Extreme Light: No Limits
Another highlight is extreme light. Through the development of ultra fast lasers with pulse widths in the femto- and attosecond range extreme powers are possible. Such lasers are used as production tools already today, even more powerful versions are being developed and built in the ELI “Extreme Light Infrastructure” project in Europe. Extremely energetic pulses will enable completely new technologies. One such new technology is the substitution of synchrotrons and the generation of synchrotron radiation for medical and other applications. Today a synchrotron costs upwards of a hundred million Euros and is few hundred meter in diameter. It is conceivable to build a table top version of this using ultra short pulse lasers to generate ion or proton beams, that are used for the treatment of cancer and new types of cancer diagnoses. It will even be possible to use such energy in the transformation of nuclear waste to benign isotopes with very short half life times.
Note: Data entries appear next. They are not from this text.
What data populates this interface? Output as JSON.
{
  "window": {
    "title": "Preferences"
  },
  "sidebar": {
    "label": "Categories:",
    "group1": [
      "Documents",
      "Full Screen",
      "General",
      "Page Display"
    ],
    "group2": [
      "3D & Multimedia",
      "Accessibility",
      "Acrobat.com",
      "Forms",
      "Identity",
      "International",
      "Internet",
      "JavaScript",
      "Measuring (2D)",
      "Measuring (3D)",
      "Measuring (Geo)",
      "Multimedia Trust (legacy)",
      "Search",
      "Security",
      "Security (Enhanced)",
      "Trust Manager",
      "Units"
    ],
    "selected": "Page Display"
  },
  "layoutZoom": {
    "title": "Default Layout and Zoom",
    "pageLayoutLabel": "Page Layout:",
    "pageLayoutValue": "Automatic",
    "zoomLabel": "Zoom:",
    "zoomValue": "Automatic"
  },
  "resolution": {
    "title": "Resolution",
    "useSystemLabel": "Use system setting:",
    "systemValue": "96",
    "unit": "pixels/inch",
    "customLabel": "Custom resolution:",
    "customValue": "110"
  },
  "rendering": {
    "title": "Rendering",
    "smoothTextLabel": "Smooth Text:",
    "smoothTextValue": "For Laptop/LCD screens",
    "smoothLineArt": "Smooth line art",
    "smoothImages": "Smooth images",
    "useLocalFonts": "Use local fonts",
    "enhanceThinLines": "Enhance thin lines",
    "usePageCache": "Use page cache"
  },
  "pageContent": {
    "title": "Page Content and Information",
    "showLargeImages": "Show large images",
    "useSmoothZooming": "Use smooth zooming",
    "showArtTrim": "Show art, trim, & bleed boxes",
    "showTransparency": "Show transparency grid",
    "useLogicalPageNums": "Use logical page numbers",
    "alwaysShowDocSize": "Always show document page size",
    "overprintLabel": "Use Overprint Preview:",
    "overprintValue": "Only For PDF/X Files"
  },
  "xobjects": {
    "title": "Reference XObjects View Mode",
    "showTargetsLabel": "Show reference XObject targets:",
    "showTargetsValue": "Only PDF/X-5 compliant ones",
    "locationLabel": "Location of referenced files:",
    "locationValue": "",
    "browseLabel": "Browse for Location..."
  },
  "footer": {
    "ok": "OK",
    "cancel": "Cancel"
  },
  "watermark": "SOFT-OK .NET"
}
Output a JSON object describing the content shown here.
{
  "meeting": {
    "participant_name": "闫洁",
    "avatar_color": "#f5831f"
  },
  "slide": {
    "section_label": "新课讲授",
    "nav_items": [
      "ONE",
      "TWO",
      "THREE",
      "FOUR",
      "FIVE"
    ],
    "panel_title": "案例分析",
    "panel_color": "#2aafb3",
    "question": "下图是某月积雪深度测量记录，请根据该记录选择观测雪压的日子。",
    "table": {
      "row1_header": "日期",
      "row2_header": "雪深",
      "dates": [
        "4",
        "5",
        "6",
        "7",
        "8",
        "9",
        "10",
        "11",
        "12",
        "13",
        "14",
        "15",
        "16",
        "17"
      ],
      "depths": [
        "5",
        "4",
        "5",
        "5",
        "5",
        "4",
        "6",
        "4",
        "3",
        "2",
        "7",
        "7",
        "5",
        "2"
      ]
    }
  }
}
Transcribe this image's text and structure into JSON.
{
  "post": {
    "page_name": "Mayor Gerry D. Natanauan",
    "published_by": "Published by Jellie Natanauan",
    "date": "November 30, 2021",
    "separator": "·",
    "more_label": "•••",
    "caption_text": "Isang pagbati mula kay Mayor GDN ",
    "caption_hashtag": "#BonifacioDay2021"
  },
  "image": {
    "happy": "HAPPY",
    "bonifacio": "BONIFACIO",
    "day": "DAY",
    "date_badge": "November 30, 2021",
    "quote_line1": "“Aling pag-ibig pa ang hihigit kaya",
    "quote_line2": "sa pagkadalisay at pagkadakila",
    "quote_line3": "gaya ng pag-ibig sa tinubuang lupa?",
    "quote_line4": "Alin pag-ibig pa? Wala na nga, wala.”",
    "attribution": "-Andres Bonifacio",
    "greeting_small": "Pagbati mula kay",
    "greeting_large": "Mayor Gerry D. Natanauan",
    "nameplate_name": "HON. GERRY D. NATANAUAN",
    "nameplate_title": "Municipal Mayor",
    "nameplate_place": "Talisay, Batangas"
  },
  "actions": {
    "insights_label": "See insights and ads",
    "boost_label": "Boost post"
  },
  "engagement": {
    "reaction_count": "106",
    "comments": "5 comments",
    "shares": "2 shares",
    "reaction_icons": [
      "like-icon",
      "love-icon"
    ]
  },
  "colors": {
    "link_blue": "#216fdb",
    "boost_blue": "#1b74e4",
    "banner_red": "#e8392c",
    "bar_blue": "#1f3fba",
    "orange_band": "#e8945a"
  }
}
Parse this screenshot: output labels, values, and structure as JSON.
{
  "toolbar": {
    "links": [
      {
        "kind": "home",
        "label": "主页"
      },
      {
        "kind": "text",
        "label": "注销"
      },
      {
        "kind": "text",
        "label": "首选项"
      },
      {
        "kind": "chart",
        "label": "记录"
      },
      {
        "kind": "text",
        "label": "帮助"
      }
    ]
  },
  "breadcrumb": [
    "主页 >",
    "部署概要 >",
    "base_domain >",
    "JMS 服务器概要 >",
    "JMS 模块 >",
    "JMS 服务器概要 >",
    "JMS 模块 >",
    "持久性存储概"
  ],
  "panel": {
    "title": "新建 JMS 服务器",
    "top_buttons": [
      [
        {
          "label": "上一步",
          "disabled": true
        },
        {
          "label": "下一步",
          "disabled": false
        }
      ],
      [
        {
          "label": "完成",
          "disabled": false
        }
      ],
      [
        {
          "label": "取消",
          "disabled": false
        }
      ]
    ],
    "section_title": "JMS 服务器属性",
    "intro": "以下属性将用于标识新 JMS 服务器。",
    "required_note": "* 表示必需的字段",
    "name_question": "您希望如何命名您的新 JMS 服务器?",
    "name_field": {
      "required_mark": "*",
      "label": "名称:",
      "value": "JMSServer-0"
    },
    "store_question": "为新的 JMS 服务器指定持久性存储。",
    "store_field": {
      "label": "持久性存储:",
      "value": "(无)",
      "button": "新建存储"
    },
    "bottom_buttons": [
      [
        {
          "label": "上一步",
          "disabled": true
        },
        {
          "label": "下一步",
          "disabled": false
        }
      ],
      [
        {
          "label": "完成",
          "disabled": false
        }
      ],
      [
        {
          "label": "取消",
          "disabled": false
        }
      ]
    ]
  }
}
The use of high energy lasers indeed seems to be without limits.
Enabler of digitalization
Photonics is a powerful and high-tech industry, creating leading edge technology for a worldwide 650 billion Euros market in 2020. But photonics is more than just a successful high-tech industry. It is the enabler of digitalization in many ways. This leads to huge opportunities and risks for our industry at the same time. The opportunities are obvious. But, with the markets we serve, through the industries we enable, we will have to change ourselves.
Because we disrupt, we will be disrupted. If we do it well, photonics will be the glue and the enabler for the big topics in the digital society. The solutions will be to be the drivers of the change, not the victim.